The US Dollar is a safe haven even above gold. Considering the strength of the American economy and the say USA has in world affairs, USD is the ultimate asset to hold during recessions. Forex investing also comes with huge leverage so the gains shown below are actually only 1/10 (as 10x is considered safe leverage in forex trading) the gains you would actually make with leverage.

All generate positive income during a crisis and not only after the crisis is over.

We have ignored real estate as an asset class because it is capital intensive and the current lockdown has reduced demand for houses and commercial spaces drastically.

We have identified 5 investments above which have performed well during and after a crisis keeping the current pandemic in mind — FMCG Sector, Pharmaceutical Sector, Gold, Government Bonds, and US Dollar. Another important aspect is Cash. Having cash in hand should be the first priority of all individuals because, in a pandemic, you never know when you might need quick cash for medical or other emergency needs. These 5 investments comprising 4 asset classes (Equity, Commodity, Fixed Income, and Forex) along with cash are sufficient to build a diversified portfolio in order to make the most of a crisis.

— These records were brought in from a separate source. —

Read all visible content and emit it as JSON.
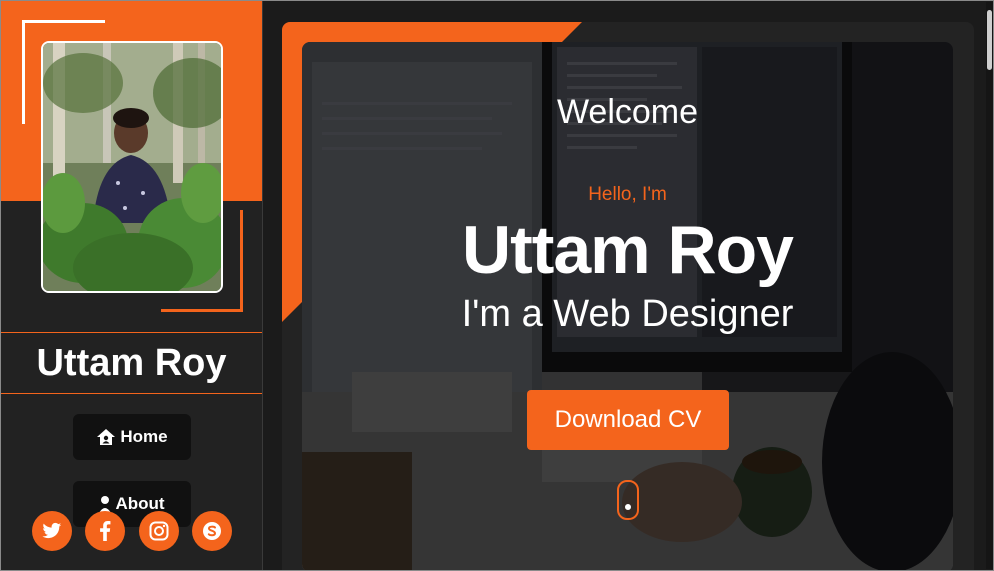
{
  "sidebar": {
    "name": "Uttam Roy",
    "nav": [
      {
        "label": "Home",
        "icon": "home-icon"
      },
      {
        "label": "About",
        "icon": "user-icon"
      }
    ],
    "social": [
      "twitter-icon",
      "facebook-icon",
      "instagram-icon",
      "skype-icon"
    ]
  },
  "hero": {
    "welcome": "Welcome",
    "greeting": "Hello, I'm",
    "name": "Uttam Roy",
    "role": "I'm a Web Designer",
    "cta": "Download CV"
  },
  "colors": {
    "accent": "#f4641c",
    "background": "#1b1b1b",
    "sidebar": "#222222"
  }
}
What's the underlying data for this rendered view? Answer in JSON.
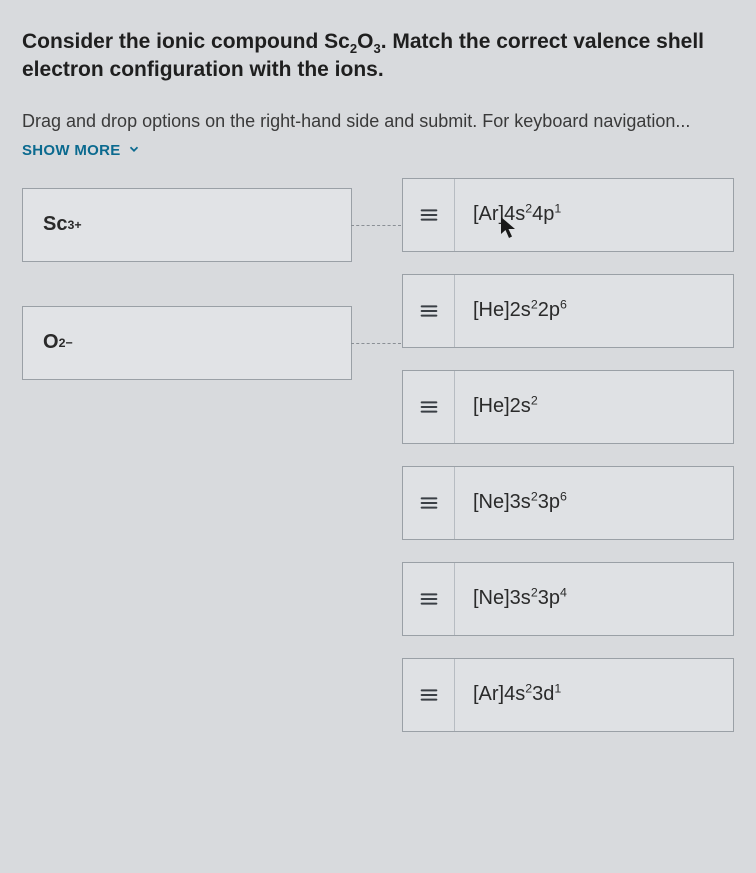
{
  "question_html": "Consider the ionic compound Sc<sub>2</sub>O<sub>3</sub>. Match the correct valence shell electron configuration with the ions.",
  "instructions": "Drag and drop options on the right-hand side and submit. For keyboard navigation...",
  "show_more_label": "SHOW MORE",
  "targets": [
    {
      "html": "Sc<sup>3+</sup>"
    },
    {
      "html": "O<sup>2−</sup>"
    }
  ],
  "options": [
    {
      "html": "[Ar]4s<sup>2</sup>4p<sup>1</sup>"
    },
    {
      "html": "[He]2s<sup>2</sup>2p<sup>6</sup>"
    },
    {
      "html": "[He]2s<sup>2</sup>"
    },
    {
      "html": "[Ne]3s<sup>2</sup>3p<sup>6</sup>"
    },
    {
      "html": "[Ne]3s<sup>2</sup>3p<sup>4</sup>"
    },
    {
      "html": "[Ar]4s<sup>2</sup>3d<sup>1</sup>"
    }
  ]
}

Assigning weights to each asset class is subjective but a rough estimate is as follows:

10% Cash, 5% USD, 20% Government Bonds, 20% Gold, 20% FMCG Sector, and 25% Pharma Sector

Not to forget, the most important factor to navigate a crisis is patience and lots of it. Churning the above portfolio often and panic selling can wipe out potential gains. Stay patient and trust your portfolio to do the magic.